My Sportsman: Joe Torre
A vote for the pride of the ... Dodgers
Posted: Wednesday November 21, 2007 4:18PM; Updated: Wednesday November 28, 2007 11:08AM
Sports Illustrated will announce its choice for Sportsman of the Year on Dec. 3. Here's one of the nominations for that honor by an SI writer. For more essays, click here.
Go ahead and say it: A manager who fails to lead his team to the World Series despite having baseball's highest payroll deserves no accolades. In fact, you should dock his salary, pay him on a per-victory scale, and, if he should complain, banish him to the other side of the country.
Essentially, this is how Joe Torre's 12-year managerial career with the Yankees ended. Once hailed as Saint Joe for winning four titles in six years, then vilified for failing to reach the World Series for a fourth straight season, Torre departed New York unceremoniously. The Steinbrenners made him an offer he could refuse: a one-year, incentive-based contract with a pay cut. It was like offering Robert DeNiro a cameo role after a few box office flops.
The 67-year old Torre responded like a classic sportsman. He turned down the Yankees' offer, and then, instead of quietly retiring, signed a three-year contract worth $13 million to manage the Dodgers.
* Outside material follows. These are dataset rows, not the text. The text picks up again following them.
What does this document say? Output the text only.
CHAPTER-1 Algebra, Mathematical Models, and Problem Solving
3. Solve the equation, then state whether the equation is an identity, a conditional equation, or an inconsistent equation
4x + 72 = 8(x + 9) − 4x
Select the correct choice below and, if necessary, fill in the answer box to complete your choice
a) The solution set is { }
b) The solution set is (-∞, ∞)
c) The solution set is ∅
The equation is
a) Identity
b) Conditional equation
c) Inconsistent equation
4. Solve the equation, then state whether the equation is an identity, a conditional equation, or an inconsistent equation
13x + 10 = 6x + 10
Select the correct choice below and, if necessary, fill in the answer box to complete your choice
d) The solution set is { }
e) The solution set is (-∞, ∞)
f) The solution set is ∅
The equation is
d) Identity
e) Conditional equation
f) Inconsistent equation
Older generations might have called this treason since the two teams once formed baseball's biggest rivalry while meeting a record 11 times in the World Series. But it was simply Torre leaving behind unreasonable expectations for hopeful ones. There was baseball symmetry in the move too: The Brooklyn native headed West exactly 50 years after the Dodgers.
Despite his recent postseason failures, Torre succeeded in many ways this year. He was an able ringleader in baseball's biggest circus, demonstrating a superior skill in handling players, upper management and the media. He rebounded from a 21-29 start after a rash of injuries to his starting rotation. There was the drama of Alex Rodriguez burdened by his own postseason futility, the return of Roger Clemens (coming out of retirement, again), and Jason Giambi seeking respectability after his steroid confession. Thankfully, Derek Jeter's tax troubles came after the season.
Among the madness, the steady Torre guided his team of overpaid veterans, overexposed superstars and promising youngsters to a wild-card spot, finishing 26 games over the .500 mark. Still, that was perceived as failure in New York as the rival Red Sox finished two games better en route to their second World Series title in four years. Torre became the fall guy, but he controlled where he landed.
A true sportsman should not be judged by the height of his climb but rather by his response to a fall. Torre has dedicated his life to baseball -- he was a batting champion and an acclaimed broadcaster -- yet his greatest achievements have come as a manager. His resolve to keep doing what he does best deserves recognition.